Reichstagsakten Mittlere Reihe. Reichstagsakten unter Maximilian I. Band 10. Der Reichstag zu Worms 1509 bearbeitet von Dietmar Heil

Mitteilung über die günstige militärische Situation im Venezianerkrieg, Aufforderung zur raschen Bewilligung einer Reichshilfe durch den Reichstag.
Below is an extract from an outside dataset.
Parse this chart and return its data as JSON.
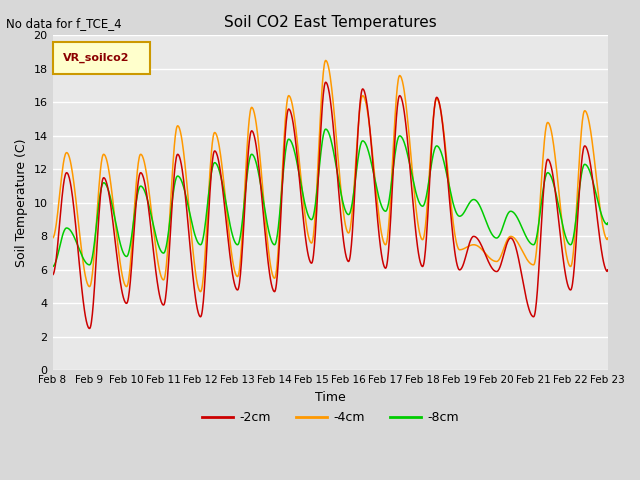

Weimar, HStA, EGA, Reg. E, Nr. 56, fol. 158’–159 (Kop. mit imit. Vermm. prps./amdip. und Gegenz. Serntein; Adresse am Textende: An die kaiserlichen rete und comissarien zu Wormbs.) = Textvorlage A. Würzburg, StA, WRTA 5, fol. 177’–178 (wie A) = B. Wiesbaden, HStA, Abt. 131, IV a, Nr. 22, fol. 35’–36 (dem ksl. RT-Protokoll [Nr. 259] inserierte Kop., Vermm. und Gegenz. wie A; Adresse am Textende: An ksl. Mt. rete, so auf dem reichstage zu Wormbs verordent etc.) = C. Frankfurt, ISG, RTA 24, fol. 142’–143 (dem reichsstädtischen RT-Protokoll [Nr. 260] inserierte Kop.) = D. Bamberg, StA, Hst. Bamberg, Geheime Kanzlei, Nr. 6, fol. 169 (wie A). Berlin, GStA, Repos. 10, Nr. ♃♆, Fasz. 2N, fol. 48’ (wie A). Dresden, HStA, Geheimer Rat, Loc. 10180/23, fol. 55’ (Kop., Kanzleiverm.: C.). Karlsruhe, GLA, Abt. 50, Nr. 7, unfol. (dem mgfl. badischen RT-Protokoll [Nr. 261] inserierte Kop.). Karlsruhe, GLA, Abt. 98 a, Nr. 930, unfol. (wie A). Lübeck, StdA, RTA, Vol. II, Fasz. 4, fol. 56–56’ (wie D). Marburg, StA, Best. 2, Nr. 119, unfol. (wie A). Mühlhausen, StdA, 10 B 1–8, Nr. 1, fol. 342’–343 (wie D). München, HStA, KÄA 3136, fol. 424’–425 (wie A). München, HStA, K.blau 103/4b, fol. 43’ (wie A). Nordhausen, StdA, R, Ac 1, fol. 61–61’ (wie D). Stuttgart, HStA, A 262, Bd. 4, fol. 82–81’ (Abschrift von 1564, in falscher Reihenfolge abgelegt; Vermm. wie A). Wien, HHStA, AUR [Est. Salzburg] 1509, fol. 24 (Kop. mit imit. Vermm. prps./amdip.). Wolfenbüttel, StA, 1 Alt 1 A Fb. 1 Nr. 2, fol. 32 (wie D).

Druck: Janssen, Reichscorrespondenz II, Nr. 967, S. 762.

Maximilian, avon Gots gnaden e[rwählter] romischer kayser–a etc.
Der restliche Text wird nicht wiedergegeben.